Other News Materials 20 November 2009 15:14 (UTC +04:00)
European football braced on Friday for more details on a fresh match-fixing scandal reportedly involving huge sums of money placed with Asian bookmakers on suspect matches in nine countries.
Europe rocked by fresh match-fixing scandal

European football braced on Friday for more details on a fresh match-fixing scandal reportedly involving huge sums of money placed with Asian bookmakers on suspect matches in nine countries, AFP reported.

Police across Europe carried out raids and arrests on Thursday, with German prosecutors suspecting that players, coaches, referees and officials from high-ranking European football had been offered bribes to throw games.

According to press reports, 15 people were arrested in at least six European countries, with around 100 suspects in total, with matches in Turkey the main focus of investigation.

Prosecutors, who have been working in tandem with European football's ruling body UEFA, were due to reveal more details at a news conference in the western German city of Bochum at 2:00 pm (1300 GMT) on Friday.

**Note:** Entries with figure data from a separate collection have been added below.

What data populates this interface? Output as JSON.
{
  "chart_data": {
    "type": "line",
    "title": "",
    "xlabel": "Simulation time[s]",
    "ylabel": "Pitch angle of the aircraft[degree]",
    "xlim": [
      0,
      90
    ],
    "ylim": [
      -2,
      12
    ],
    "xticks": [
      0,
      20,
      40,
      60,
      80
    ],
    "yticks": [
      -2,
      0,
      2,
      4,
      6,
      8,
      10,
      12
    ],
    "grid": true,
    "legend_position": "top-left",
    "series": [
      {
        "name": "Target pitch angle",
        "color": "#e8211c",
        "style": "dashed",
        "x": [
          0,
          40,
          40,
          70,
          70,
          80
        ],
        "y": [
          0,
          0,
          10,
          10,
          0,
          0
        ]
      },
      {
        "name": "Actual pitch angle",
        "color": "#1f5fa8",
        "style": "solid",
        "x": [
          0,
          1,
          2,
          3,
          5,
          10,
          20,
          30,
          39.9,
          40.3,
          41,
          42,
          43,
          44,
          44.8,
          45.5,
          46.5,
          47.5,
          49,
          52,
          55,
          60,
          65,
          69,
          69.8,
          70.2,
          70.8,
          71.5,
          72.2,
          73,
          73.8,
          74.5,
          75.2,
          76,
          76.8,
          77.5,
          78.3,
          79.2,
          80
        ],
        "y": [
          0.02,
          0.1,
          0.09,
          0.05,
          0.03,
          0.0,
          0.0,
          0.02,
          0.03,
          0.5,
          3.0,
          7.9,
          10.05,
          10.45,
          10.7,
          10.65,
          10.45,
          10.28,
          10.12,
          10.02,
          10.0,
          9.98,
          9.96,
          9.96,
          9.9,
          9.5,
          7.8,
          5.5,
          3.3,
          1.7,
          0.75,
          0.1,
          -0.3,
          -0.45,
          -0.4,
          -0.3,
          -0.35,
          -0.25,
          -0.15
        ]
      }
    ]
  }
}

The Berliner Morgenpost daily cited one unnamed top investigator as saying the probe could result in "one of the biggest scandals in the history of professional football.

"This earthquake will shake the credibility of the sport for a long time," the paper quoted the investigator as saying.

According to information from AFP subsidiary SID, matches in at least nine European leagues were being investigated for signs that they had been manipulated.

These included matches played in Germany, Austria, Belgium, Bosnia-Hercegovina, Croatia, Hungary, Slovenia, Switzerland and Turkey, SID reported.

Harald Stenger, a spokesman for the German Football Federation (DFB), said: "As far as the DFB knows, no German matches are affected."

But the German daily Sueddeutsche Zeitung reported that one of the games being scrutinised was a friendly between German side SSV Ulm against Fenerbahce Istanbul in July.

The Turkish side won 5-0, and investigators suspect that "certain currently unidentified SSV Ulm players" received more than 10,000 euros (14,900 dollars) to throw the game, the paper said.

Reports also said that the ring was believed to have placed enormous bets with Asian bookmakers, where limits on the sums that punters can gamble can be several times higher than in Europe.

Two of those arrested in Thursday included two Croatian brothers living in Berlin, Ante and Milan Sapina, who were at the centre of a match-fixing scandal that rocked Germany in 2004, newspapers said.

That case saw referee Robert Hoyzer sentenced to two years and five months in prison after admitting being paid 70,000 euros (104,000 dollars) by a Croatian mafia ring to throw games.

The matches concerned were mainly in the German second and third division, but a German Cup match between first division SV Hamburg and third division Paderborn and a first division match in Turkey were also affected.

Hoyzer was released after serving half of his sentence.